Saudi Billionaire Eyes new Links with News Corp. (FOX)

Back in 2005 Saudi Prince bin Talal admitted to getting FOX News to change their coverage of the Muslim riots in France.

Covering the riots in Paris last November, Fox ran a banner saying: “Muslim riots.” Bin Talal was not happy. “I picked up the phone and called Murdoch… (and told him) these are not Muslim riots, these are riots out of poverty,” he said. “Within 30 minutes, the title was changed from Muslim riots to civil riots.”

Now the so called Prince is looking to get even more cozy with Murdoch and Co. Will anything good come out of this for us? I doubt it.

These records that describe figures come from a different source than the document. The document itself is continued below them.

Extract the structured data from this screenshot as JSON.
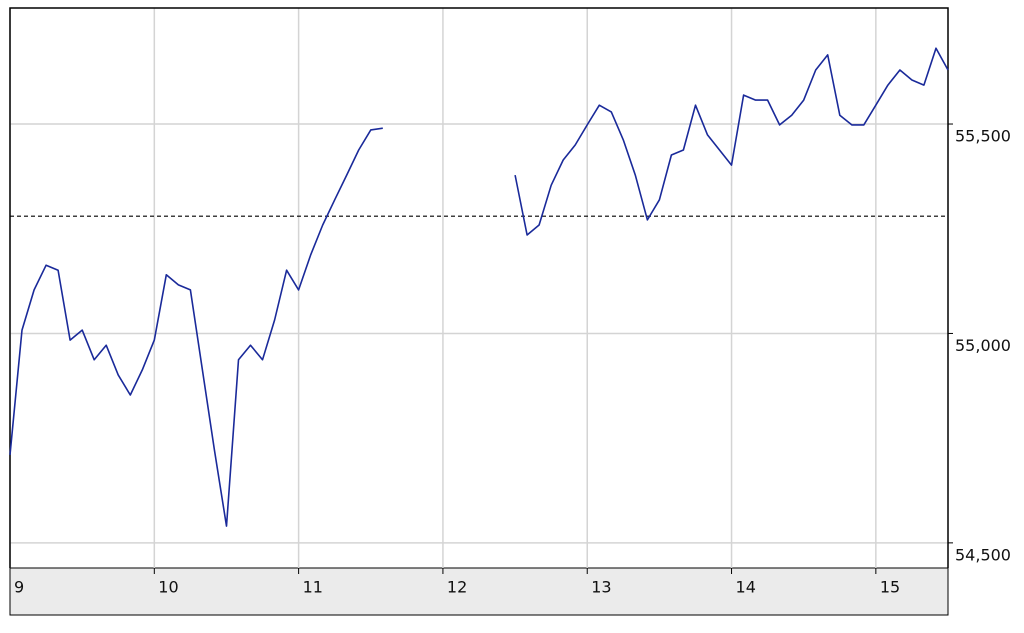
{
  "chart_data": {
    "type": "line",
    "x": [
      9,
      9.0833,
      9.1667,
      9.25,
      9.3333,
      9.4167,
      9.5,
      9.5833,
      9.6667,
      9.75,
      9.8333,
      9.9167,
      10,
      10.0833,
      10.1667,
      10.25,
      10.3333,
      10.4167,
      10.5,
      10.5833,
      10.6667,
      10.75,
      10.8333,
      10.9167,
      11,
      11.0833,
      11.1667,
      11.25,
      11.3333,
      11.4167,
      11.5,
      11.5833,
      12,
      12.5,
      12.5833,
      12.6667,
      12.75,
      12.8333,
      12.9167,
      13,
      13.0833,
      13.1667,
      13.25,
      13.3333,
      13.4167,
      13.5,
      13.5833,
      13.6667,
      13.75,
      13.8333,
      13.9167,
      14,
      14.0833,
      14.1667,
      14.25,
      14.3333,
      14.4167,
      14.5,
      14.5833,
      14.6667,
      14.75,
      14.8333,
      14.9167,
      15,
      15.0833,
      15.1667,
      15.25,
      15.3333,
      15.4167,
      15.5
    ],
    "series": [
      {
        "color": "#1a2a9a",
        "values": [
          54710,
          55008,
          55104,
          55163,
          55151,
          54984,
          55008,
          54937,
          54972,
          54901,
          54853,
          54913,
          54984,
          55140,
          55116,
          55104,
          54913,
          54722,
          54540,
          54937,
          54972,
          54937,
          55032,
          55151,
          55104,
          55187,
          55259,
          55319,
          55378,
          55438,
          55486,
          55490,
          null,
          55378,
          55235,
          55259,
          55354,
          55414,
          55450,
          55498,
          55545,
          55529,
          55462,
          55378,
          55271,
          55319,
          55426,
          55438,
          55545,
          55474,
          55438,
          55402,
          55569,
          55557,
          55557,
          55498,
          55521,
          55557,
          55629,
          55665,
          55521,
          55498,
          55498,
          55545,
          55593,
          55629,
          55605,
          55593,
          55681,
          55629
        ]
      }
    ],
    "reference_line": 55280,
    "xlim": [
      9,
      15.5
    ],
    "xticks": [
      9,
      10,
      11,
      12,
      13,
      14,
      15
    ],
    "ylim": [
      54440,
      55777
    ],
    "yticks": [
      {
        "value": 54500,
        "label": "54,500"
      },
      {
        "value": 55000,
        "label": "55,000"
      },
      {
        "value": 55500,
        "label": "55,500"
      }
    ],
    "grid": true
  }
}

Saudi billionaire eyes new links with News Corp.
By TAREK EL-TABLAWY Sun Jan 17

CAIRO – The Saudi billionaire whose investment firm is one of the biggest stakeholders in News Corp. said he is looking to expand his alliances with the media giant, in the latest indication that his appetite for growth remains robust even as his company retrenches.

Prince Alwaleed bin Talal, a nephew of the Saudi king and who was listed last year by Forbes as the world’s 22nd richest person, met with News Corp.’s chief executive Rupert Murdoch on Jan. 14 in a meeting that “touched upon future potential alliances with News Corp.,” according to a statement released by his Kingdom Holding Co. late Saturday.

Media reports have indicated that News Corp, parent to Fox News and Dow Jones & Co., among others, may be thinking of buying a stake in Alwaleed’s Rotana Media Group, which includes a number of satellite channels that air in the Middle East.

Neither company has commented publicly on the possible deal, but the talks offer an indication yet that such an agreement may yet be in the offing.

Kingdom Holding’s statement said Alwaleed is already the second largest stakeholder in News Corp., with 5.7 percent of the shares of the media company. The stake is held through Kingdom Holding, in which Alwaleed holds a 95 percent stake.

The investment company has a diverse portfolio, ranging from hotels to shares in Apple, eBay and Citigroup.